En dépit des incertitudes sur le marché de l'emploi, les jeunes de moins de 30 ans sont de plus en plus nombreux à recourir au crédit en 2004.

Pour terminer jetons un regard sur les offres de postes dans l’immobilier

Dans les offres parues en Juin, trois propositions ont retenu notre attention :

D’abord : un négociateur immobilier pour l’une des plus importantes banques françaises. Il est chargé d’assurer la prise à bail de locaux dans le cadre de l’évolution du parc des agences du réseau de distribution en France. Sa mission consiste lors des opérations de créations, transferts et agrandissements des agences bancaires, de rechercher des locaux et de négocier la location des surfaces correspondantes, tant auprès de bailleurs privés et institutionnels que d’intermédiaires tels que notaires, avocats ou professionnels de l’immobilier.
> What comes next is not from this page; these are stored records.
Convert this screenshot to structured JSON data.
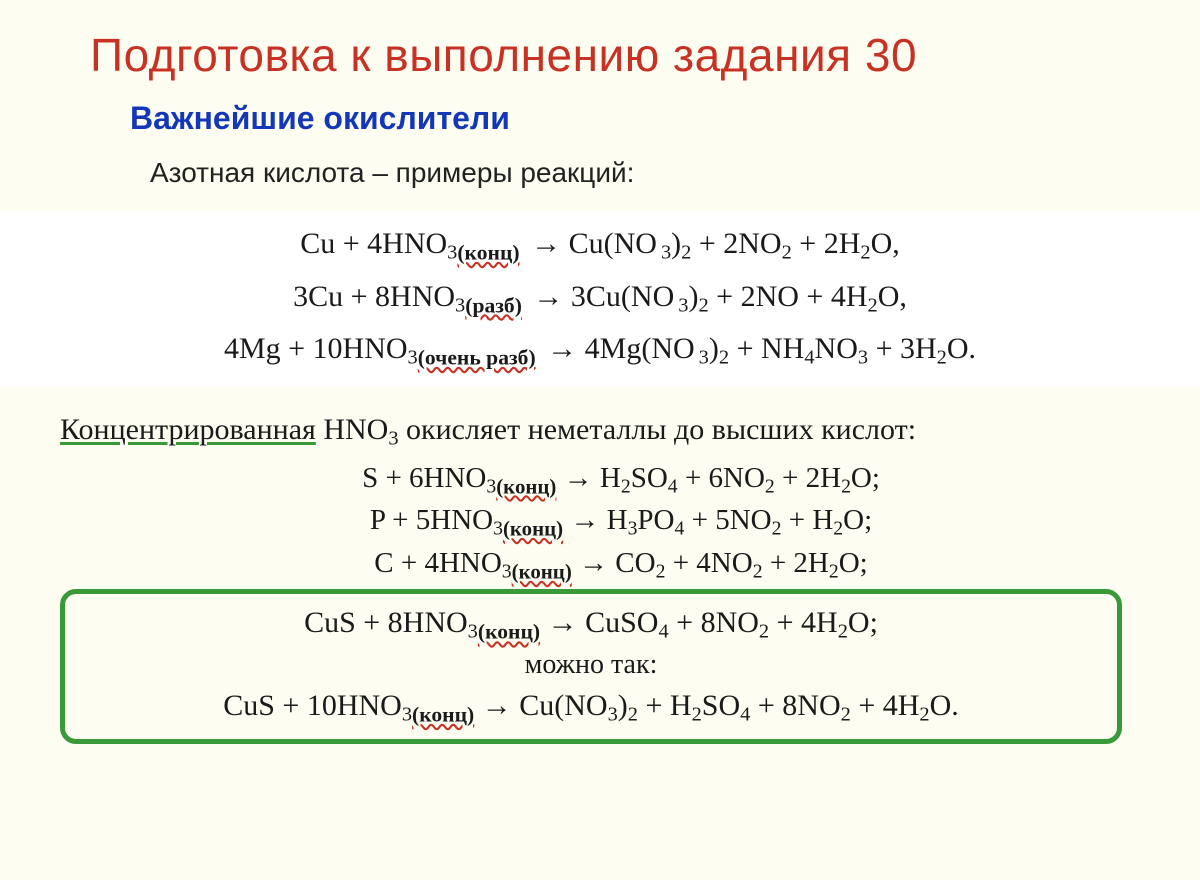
{
  "colors": {
    "background": "#fdfdf2",
    "title": "#c83224",
    "subtitle": "#1437b8",
    "text": "#1a1a1a",
    "highlight_border": "#3a9a3a",
    "underline_green": "#3a9a3a",
    "underline_red": "#c83224",
    "white_block": "#ffffff"
  },
  "typography": {
    "title_fontsize": 46,
    "subtitle_fontsize": 32,
    "section_fontsize": 28,
    "equation_fontsize": 30,
    "font_serif": "Times New Roman",
    "font_sans": "Arial"
  },
  "title": "Подготовка к выполнению задания 30",
  "subtitle": "Важнейшие окислители",
  "section1_label": "Азотная кислота – примеры реакций:",
  "ann": {
    "konc": "(конц)",
    "razb": "(разб)",
    "very_razb": "(очень разб)"
  },
  "equations_block1": {
    "eq1": {
      "lhs_a": "Cu + 4HNO",
      "sub1": "3",
      "rhs": " → Cu(NO",
      "sub2": "3",
      "rhs2": ")",
      "sub3": "2",
      "rhs3": " + 2NO",
      "sub4": "2",
      "rhs4": " + 2H",
      "sub5": "2",
      "rhs5": "O,"
    },
    "eq2": {
      "lhs_a": "3Cu + 8HNO",
      "sub1": "3",
      "rhs": " → 3Cu(NO",
      "sub2": "3",
      "rhs2": ")",
      "sub3": "2",
      "rhs3": " + 2NO + 4H",
      "sub4": "2",
      "rhs4": "O,"
    },
    "eq3": {
      "lhs_a": "4Mg + 10HNO",
      "sub1": "3",
      "rhs": " → 4Mg(NO",
      "sub2": "3",
      "rhs2": ")",
      "sub3": "2",
      "rhs3": " + NH",
      "sub4": "4",
      "rhs4": "NO",
      "sub5": "3",
      "rhs5": " + 3H",
      "sub6": "2",
      "rhs6": "O."
    }
  },
  "paragraph2": {
    "underlined": "Концентрированная",
    "rest_a": " HNO",
    "sub": "3",
    "rest_b": " окисляет неметаллы до высших кислот:"
  },
  "equations_block2": {
    "eq1": {
      "lhs": "S + 6HNO",
      "sub1": "3",
      "rhs": " → H",
      "sub2": "2",
      "rhs2": "SO",
      "sub3": "4",
      "rhs3": " + 6NO",
      "sub4": "2",
      "rhs4": " + 2H",
      "sub5": "2",
      "rhs5": "O;"
    },
    "eq2": {
      "lhs": "P + 5HNO",
      "sub1": "3",
      "rhs": " → H",
      "sub2": "3",
      "rhs2": "PO",
      "sub3": "4",
      "rhs3": " + 5NO",
      "sub4": "2",
      "rhs4": " + H",
      "sub5": "2",
      "rhs5": "O;"
    },
    "eq3": {
      "lhs": "C + 4HNO",
      "sub1": "3",
      "rhs": " → CO",
      "sub2": "2",
      "rhs2": " + 4NO",
      "sub3": "2",
      "rhs3": " + 2H",
      "sub4": "2",
      "rhs4": "O;"
    }
  },
  "highlight": {
    "eq1": {
      "lhs": "CuS + 8HNO",
      "sub1": "3",
      "rhs": " → CuSO",
      "sub2": "4",
      "rhs2": " + 8NO",
      "sub3": "2",
      "rhs3": " + 4H",
      "sub4": "2",
      "rhs4": "O;"
    },
    "note": "можно так:",
    "eq2": {
      "lhs": "CuS + 10HNO",
      "sub1": "3",
      "rhs": " → Cu(NO",
      "sub2": "3",
      "rhs2": ")",
      "sub3": "2",
      "rhs3": " + H",
      "sub4": "2",
      "rhs4": "SO",
      "sub5": "4",
      "rhs5": " + 8NO",
      "sub6": "2",
      "rhs6": " + 4H",
      "sub7": "2",
      "rhs7": "O."
    }
  }
}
Le candidat recherché sera de formation supérieure (ESPI, CNAM…), avec expérience de 8 à 12 ans dans le milieu de l’immobilier.

Ensuite un prospecteur foncier pour un promoteur de maisons individuelles en village et d'immeubles résidentiels. Sa mission consiste à développer l’activité immobilière dans le Sud Ouest. La recherche de terrains, l'analyse des opportunités d'opérations, les études de faisabilité, la conduite des négociations foncières et le suivi des dossiers de permis de construire constituent l'essentiel de son activité. Le candidat doit avoir une formation supérieure (DESS Droit, Urbanisme, Ingénieur, Ecole de commerce) avec une expérience dans l'un des secteurs suivants : promotion immobilière, service urbanisme / foncier d'une collectivité locale ou d'une société privée, office notarial, cabinet de géomètre, SEM aménagement, agence immobilière etc...

Enfin un responsable de programmes tertiaires pour une société de promotion immobilière réalisant des programmes de logements et de bureaux haut de gammes sur l'île de France et la région lyonnaise. Le candidat aura en charge la gestion complète de plusieurs programmes immobiliers. Depuis le montage juridique, financier et technique du programme, le suivi des travaux, jusqu'à la livraison. Une formation supérieure avec 5 à 10 ans d'expérience sera nécessaire en maîtrise d'ouvrage privée sur des opérations de logements ou de bureaux. Vous maîtrisez le montage de programmes immobiliers de A à Z, jusqu'à leur livraison. Vous êtes autonome et rigoureux.